During their absence, I frequent the bars downtown and attract young gay men. I usually bring them back to my place, they do not bother me that I'm married. Most of them are intrigued by it. I rarely practice safe sex. I like exploring my sexuality, it has been a truly rewarding experience.
However, this promiscuity has led to devastating consequences. Six months ago, I tested positive for HIV. I shared this information with anyone. I continue to have sex with many sexual partners. Something spread of infection gives me an undeserved sense of superiority. But I digress, which is beside the point.

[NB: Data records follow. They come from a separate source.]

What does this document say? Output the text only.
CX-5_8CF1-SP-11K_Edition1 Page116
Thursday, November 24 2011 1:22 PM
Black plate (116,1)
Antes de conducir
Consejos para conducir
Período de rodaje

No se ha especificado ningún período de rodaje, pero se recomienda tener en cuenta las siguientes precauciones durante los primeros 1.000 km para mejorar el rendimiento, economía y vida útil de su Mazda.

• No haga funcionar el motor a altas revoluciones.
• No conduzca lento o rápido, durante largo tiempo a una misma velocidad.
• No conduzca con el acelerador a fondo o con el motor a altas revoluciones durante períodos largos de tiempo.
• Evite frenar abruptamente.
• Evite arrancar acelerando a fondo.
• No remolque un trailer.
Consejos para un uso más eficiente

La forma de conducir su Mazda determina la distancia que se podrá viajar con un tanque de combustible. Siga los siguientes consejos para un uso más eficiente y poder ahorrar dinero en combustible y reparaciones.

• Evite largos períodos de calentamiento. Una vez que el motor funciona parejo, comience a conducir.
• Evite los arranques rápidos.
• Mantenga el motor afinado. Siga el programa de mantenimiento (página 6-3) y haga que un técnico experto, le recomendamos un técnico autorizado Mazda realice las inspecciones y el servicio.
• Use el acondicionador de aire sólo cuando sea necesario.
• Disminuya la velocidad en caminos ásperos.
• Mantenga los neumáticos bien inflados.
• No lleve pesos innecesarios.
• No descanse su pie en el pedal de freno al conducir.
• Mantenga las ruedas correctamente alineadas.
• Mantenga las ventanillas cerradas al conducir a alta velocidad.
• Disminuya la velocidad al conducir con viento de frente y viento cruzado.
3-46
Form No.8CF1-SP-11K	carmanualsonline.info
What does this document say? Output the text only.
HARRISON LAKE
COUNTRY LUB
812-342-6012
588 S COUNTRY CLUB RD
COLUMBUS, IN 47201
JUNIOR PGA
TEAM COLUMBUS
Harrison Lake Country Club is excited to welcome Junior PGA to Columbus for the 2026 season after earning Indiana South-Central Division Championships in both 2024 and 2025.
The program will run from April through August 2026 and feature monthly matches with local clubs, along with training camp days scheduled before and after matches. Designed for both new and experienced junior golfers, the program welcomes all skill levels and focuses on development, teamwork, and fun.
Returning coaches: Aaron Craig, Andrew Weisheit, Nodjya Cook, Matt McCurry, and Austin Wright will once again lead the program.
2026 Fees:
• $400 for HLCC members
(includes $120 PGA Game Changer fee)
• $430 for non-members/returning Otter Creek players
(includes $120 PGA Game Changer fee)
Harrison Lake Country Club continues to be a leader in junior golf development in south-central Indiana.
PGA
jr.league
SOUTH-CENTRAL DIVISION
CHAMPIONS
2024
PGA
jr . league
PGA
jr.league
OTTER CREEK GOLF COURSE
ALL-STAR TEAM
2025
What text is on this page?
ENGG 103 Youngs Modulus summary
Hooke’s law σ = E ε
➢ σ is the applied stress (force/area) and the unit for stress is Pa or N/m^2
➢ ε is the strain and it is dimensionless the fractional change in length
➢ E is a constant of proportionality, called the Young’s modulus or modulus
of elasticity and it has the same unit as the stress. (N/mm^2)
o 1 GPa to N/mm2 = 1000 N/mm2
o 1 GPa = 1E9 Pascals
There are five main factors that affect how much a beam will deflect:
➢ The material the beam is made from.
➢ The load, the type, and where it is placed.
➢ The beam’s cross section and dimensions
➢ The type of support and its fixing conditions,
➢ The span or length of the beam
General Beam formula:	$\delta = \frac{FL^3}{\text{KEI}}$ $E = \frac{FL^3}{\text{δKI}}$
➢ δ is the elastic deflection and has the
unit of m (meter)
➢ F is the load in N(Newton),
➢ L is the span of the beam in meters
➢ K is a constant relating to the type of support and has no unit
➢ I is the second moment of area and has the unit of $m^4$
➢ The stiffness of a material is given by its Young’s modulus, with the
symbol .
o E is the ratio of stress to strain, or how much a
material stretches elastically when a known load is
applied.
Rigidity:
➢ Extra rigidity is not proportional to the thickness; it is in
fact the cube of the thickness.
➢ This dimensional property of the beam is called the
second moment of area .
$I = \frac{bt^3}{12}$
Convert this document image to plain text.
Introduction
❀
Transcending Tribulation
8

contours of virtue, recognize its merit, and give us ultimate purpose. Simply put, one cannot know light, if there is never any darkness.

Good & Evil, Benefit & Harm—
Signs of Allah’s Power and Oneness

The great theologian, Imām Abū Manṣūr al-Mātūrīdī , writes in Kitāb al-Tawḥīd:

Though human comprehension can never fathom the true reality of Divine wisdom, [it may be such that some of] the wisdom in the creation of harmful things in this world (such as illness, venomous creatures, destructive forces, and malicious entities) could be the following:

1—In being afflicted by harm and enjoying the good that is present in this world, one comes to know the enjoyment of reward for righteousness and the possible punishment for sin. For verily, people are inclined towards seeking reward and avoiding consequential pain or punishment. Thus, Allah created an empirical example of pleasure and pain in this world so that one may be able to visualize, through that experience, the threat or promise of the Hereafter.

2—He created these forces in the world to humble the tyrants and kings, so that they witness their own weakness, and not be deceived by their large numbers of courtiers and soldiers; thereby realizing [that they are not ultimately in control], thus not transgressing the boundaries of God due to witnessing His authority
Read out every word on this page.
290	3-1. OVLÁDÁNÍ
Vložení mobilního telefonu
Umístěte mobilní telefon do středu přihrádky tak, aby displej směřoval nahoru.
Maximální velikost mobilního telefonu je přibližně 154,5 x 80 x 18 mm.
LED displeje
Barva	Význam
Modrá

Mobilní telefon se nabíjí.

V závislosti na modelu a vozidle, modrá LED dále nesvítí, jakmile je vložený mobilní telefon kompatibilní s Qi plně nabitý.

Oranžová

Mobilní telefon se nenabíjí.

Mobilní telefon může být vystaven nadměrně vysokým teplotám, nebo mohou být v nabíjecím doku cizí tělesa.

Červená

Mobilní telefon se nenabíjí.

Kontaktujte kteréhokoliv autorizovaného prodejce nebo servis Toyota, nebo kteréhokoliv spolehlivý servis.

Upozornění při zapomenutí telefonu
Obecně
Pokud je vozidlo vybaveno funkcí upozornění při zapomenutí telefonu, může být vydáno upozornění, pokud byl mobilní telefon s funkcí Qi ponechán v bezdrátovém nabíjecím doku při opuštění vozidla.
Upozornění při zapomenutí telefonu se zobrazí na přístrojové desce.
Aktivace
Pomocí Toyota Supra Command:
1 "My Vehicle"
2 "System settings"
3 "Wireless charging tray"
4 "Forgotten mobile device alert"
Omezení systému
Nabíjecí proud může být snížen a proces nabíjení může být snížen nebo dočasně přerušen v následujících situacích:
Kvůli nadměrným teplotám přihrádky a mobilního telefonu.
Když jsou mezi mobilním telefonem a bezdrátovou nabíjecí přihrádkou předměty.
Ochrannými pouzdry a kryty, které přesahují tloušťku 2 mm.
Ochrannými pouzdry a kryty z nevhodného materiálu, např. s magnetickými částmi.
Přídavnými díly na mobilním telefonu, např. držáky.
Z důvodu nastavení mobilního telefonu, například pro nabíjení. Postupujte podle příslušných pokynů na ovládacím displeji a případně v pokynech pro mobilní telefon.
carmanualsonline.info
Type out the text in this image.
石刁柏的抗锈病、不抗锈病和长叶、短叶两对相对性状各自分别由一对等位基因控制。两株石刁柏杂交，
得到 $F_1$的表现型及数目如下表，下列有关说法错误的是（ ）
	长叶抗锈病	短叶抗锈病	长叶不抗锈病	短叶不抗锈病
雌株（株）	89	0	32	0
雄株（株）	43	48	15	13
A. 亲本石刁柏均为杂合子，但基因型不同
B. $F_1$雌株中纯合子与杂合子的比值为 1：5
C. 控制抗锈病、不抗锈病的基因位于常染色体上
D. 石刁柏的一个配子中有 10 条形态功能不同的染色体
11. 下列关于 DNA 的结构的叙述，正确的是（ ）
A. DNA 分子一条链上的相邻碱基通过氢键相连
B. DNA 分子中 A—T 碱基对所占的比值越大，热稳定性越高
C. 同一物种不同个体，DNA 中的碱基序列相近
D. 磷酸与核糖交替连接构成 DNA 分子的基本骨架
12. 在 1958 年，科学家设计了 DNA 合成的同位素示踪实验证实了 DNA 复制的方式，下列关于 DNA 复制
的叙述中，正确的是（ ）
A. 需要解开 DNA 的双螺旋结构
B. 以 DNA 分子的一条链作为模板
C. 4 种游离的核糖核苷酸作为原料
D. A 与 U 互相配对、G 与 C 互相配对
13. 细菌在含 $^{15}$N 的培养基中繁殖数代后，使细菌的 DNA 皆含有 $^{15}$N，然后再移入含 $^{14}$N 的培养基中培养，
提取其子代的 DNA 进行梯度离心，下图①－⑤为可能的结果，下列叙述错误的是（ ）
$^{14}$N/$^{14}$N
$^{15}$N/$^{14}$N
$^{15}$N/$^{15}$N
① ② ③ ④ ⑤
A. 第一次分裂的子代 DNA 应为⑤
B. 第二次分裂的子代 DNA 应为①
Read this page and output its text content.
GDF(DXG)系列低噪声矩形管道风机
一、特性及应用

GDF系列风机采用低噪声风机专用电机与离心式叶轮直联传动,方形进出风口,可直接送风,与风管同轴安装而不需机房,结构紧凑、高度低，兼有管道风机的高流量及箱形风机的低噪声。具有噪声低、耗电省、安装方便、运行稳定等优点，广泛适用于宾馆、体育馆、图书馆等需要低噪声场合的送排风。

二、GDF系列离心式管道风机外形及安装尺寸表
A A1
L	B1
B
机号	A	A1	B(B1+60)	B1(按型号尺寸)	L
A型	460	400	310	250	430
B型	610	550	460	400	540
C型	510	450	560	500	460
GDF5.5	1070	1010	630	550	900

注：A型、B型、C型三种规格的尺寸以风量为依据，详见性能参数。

My main concern is that my wife is three months pregnant. This poses a significant problem, because not only my wife, but the child as well, may be HIV positive. You may ask: "Why unprotected sex you have with your wife, knowing very well about your condition?" Well, the truth is this: Terry is a liar. She told me she was on the pill, and there was virtually no chance she could get pregnant. Not only was she wrong about the likelihood she was not even take contraceptives. It blamed on stress caused by her mother dying. Therefore, she "forgot" to take the pill. I am deeply disappointed by his lack of honesty. She probably just wants a playmate for Caitie, as it is having significant difficulty friends at school (she will grow out of it). Regarding potentially giving HIV, in all honesty, his disappearance from the disease may be the easiest way to deal with my situation, and live my life as an openly gay man. I was in the army, so I can say that the clinic of the veteran improperly sterilized needles before giving me a tetanus shot. I would never succumb to some sleazeball move and leave him for another man, it would crush him. Moreover, the chances of contracting HIV through vaginal are quite low, so it would have been a dream regardless.
So, now that I might have babies "AIDS" to be treated, I am seriously freaking. It would be like a huge responsibility for me, and I'm sure they cost a lot of money to take care of. I resorted to the most rational solution: abortion. Terry is not willing to participate in abortio. Posted on March 25, 2010.